Met uw welnemen beantwoord ik direct ook de vraag van mevrouw Westerveld in relatie tot een andere motie over vergoedingen. Daar zijn we hard mee bezig. Ik denk er in het voorjaar meer over te kunnen zeggen.

Dan kom ik bij de motie op stuk nr. 1000.

Mevrouw Westerveld (GroenLinks):

Ik vind het fijn dat de minister in het voorjaar iets terug kan koppelen, maar kan hij misschien iets meer vertellen over de stand van zaken? Dit gaat over een motie die we al een tijdje geleden hebben aangenomen. Ook hier valt het op dat in dit soort gesprekken het mbo en vertegenwoordigers van het mbo niet meegenomen zijn. Dat zal geen onwil zijn, maar zo gaat het hier wel heel erg vaak.

Minister Dijkgraaf:

Ik zie dat als een oproep om me daar beter over te laten informeren. Op dit moment kan ik dat niet concreet beantwoorden, maar het heeft absoluut onze aandacht. We komen daar zo snel mogelijk op terug.
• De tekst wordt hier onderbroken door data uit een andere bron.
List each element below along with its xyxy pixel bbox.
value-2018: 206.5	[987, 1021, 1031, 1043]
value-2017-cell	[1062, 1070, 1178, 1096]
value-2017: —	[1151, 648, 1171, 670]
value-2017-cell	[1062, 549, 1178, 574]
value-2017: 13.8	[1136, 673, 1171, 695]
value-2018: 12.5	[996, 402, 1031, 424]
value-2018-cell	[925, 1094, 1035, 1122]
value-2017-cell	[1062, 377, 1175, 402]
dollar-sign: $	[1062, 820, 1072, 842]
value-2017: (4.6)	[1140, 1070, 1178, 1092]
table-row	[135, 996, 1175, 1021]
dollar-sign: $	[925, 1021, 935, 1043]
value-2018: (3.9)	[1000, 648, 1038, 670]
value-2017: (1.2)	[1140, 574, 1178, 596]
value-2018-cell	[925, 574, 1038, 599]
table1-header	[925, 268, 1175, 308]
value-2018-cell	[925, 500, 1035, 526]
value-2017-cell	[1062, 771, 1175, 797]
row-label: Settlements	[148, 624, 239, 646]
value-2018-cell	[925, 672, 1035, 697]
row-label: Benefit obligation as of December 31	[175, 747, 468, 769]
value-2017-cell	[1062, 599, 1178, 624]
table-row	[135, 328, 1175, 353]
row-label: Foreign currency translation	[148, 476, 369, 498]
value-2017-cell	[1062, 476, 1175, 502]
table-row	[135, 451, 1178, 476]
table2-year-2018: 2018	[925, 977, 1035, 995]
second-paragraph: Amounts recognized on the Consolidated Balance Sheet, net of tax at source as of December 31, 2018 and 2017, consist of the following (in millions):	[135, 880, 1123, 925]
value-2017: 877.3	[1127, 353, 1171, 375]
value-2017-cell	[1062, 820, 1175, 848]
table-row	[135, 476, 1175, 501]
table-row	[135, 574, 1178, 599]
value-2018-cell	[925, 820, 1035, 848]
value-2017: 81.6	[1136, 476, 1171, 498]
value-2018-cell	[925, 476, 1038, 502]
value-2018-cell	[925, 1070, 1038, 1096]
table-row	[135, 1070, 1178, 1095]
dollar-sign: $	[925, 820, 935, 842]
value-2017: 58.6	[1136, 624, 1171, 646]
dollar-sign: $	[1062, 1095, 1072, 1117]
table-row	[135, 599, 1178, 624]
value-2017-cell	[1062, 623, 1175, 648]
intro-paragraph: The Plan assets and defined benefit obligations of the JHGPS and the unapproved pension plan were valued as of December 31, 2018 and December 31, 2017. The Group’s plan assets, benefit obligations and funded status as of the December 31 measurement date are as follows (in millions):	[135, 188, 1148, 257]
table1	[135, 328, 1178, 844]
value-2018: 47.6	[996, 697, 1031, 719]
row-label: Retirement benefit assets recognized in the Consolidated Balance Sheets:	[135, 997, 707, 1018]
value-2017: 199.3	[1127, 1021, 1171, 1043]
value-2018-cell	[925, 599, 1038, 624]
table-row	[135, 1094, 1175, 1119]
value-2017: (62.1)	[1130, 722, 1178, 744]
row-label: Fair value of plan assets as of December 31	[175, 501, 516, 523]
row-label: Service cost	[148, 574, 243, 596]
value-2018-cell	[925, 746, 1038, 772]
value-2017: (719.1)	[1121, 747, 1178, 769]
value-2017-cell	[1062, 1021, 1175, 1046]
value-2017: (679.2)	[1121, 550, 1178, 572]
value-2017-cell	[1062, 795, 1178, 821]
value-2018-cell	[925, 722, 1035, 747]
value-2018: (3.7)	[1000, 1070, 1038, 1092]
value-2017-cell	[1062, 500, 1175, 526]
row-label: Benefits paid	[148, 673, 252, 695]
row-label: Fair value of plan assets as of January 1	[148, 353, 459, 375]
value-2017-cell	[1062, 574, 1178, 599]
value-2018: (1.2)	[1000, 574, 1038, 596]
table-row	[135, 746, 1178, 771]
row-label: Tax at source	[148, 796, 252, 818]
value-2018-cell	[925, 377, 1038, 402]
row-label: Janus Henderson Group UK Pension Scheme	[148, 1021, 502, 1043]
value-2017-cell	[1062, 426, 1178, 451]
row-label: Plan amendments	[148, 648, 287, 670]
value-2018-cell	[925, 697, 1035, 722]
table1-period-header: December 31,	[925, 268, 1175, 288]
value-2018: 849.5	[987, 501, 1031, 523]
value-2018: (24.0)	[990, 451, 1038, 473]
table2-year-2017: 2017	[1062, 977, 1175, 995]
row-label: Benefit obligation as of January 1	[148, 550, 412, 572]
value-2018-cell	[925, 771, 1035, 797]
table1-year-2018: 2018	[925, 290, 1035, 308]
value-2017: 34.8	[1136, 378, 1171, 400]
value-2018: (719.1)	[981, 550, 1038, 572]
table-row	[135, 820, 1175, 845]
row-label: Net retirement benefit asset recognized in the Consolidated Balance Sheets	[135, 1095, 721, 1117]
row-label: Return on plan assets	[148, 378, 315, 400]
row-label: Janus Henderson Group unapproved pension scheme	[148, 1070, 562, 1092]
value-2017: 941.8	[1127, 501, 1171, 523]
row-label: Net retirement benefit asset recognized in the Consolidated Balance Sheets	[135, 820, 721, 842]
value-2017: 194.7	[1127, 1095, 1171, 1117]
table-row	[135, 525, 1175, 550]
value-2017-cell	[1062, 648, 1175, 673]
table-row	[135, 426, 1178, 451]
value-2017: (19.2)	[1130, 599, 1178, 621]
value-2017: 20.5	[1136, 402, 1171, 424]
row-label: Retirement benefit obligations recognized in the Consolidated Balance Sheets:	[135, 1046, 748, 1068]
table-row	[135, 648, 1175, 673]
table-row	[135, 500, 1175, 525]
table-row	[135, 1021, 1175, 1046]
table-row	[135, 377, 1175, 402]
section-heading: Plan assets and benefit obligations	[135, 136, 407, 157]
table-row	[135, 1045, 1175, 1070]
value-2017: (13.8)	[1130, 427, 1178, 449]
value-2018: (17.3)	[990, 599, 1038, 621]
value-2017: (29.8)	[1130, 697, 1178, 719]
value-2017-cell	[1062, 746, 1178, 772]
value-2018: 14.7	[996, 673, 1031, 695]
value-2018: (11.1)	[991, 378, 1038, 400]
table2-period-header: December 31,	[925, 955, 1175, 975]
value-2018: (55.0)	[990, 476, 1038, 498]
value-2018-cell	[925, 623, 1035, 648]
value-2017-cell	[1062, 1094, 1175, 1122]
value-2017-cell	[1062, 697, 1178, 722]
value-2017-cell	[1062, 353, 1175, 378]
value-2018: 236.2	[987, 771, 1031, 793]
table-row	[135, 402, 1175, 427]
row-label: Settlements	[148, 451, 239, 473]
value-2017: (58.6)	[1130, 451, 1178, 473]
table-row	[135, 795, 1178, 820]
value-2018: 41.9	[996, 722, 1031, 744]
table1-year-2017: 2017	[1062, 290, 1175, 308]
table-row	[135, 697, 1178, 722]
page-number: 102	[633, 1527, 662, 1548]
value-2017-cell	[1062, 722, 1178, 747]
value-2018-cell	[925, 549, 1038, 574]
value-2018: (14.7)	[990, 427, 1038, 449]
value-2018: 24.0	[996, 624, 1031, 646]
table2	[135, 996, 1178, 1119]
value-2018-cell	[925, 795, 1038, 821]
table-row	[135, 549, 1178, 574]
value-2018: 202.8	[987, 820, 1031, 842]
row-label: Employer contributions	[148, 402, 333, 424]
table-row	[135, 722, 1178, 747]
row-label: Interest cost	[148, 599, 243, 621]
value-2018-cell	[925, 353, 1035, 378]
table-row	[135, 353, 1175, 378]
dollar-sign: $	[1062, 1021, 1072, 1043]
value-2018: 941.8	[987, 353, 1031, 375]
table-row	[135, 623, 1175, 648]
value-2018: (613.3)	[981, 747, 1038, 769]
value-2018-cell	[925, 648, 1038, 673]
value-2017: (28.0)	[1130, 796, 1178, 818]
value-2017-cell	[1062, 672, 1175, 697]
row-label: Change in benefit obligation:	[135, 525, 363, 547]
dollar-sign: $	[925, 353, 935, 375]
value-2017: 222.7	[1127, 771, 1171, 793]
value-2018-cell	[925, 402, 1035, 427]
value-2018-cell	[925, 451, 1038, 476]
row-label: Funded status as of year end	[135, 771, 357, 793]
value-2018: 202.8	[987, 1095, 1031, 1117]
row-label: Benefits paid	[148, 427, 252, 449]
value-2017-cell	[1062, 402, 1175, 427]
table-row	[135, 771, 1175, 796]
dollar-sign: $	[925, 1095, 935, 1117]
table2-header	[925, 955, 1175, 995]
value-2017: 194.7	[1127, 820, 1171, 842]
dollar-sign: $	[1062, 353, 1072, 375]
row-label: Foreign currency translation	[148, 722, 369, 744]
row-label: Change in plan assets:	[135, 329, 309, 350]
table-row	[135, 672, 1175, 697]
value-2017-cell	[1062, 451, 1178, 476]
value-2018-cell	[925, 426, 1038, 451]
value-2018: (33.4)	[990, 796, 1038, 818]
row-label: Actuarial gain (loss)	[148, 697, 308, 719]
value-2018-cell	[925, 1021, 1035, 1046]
Ten slotte kom ik op de motie op stuk nr. 1.000 van de heer Van Meenen over de landelijke richtlijnen medezeggenschap. Ook deze laatste motie geef ik oordeel Kamer. Wij kunnen elkaar vinden in de opvatting dat de medezeggenschap van studenten en docenten een onmisbare schakel is in de governance van bekostigde instellingen. De facilitering van die medezeggenschap moet ook op orde zijn. We doen ons best maar het kan altijd beter. Ik denk dat die oproep een hele duidelijke is. Ik ben overigens ook van mening dat er ruimte moet zijn voor maatwerk. De schaalgrootte van de instelling maakt bijvoorbeeld echt wel uit. Ik zeg dus ja tegen richtlijnen. Ik lees de motie ook zo dat er altijd ruimte kan zijn voor flexibiliteit, voor een invulling die past bij de karakteristieken van de instelling. Maar dat betekent natuurlijk niet dat dit geldt voor de inbreng van de medezeggenschap. Een eerste uitvoering van deze motie kan ik meenemen in de gesprekken die ik op dit moment reeds voer over de landelijke richtlijnen met betrekking tot vergoedingen. Dan kom ik terug bij het punt van mevrouw Westerveld. Dat is de uitvoering van de motie-Westerveld/De Hoop. Die gesprekken voer ik natuurlijk zowel met de studentenorganisaties als de instellingen.

Voorzitter. Hiermee ben ik, denk ik, door mijn appreciaties heen.

De voorzitter:

Zeker. Ik dank de minister en de leden voor hun inbreng.

De beraadslaging wordt gesloten.

De voorzitter:

We stemmen donderdag over deze moties. Ik schors de vergadering voor een kort ogenblik.

De vergadering wordt enkele ogenblikken geschorst.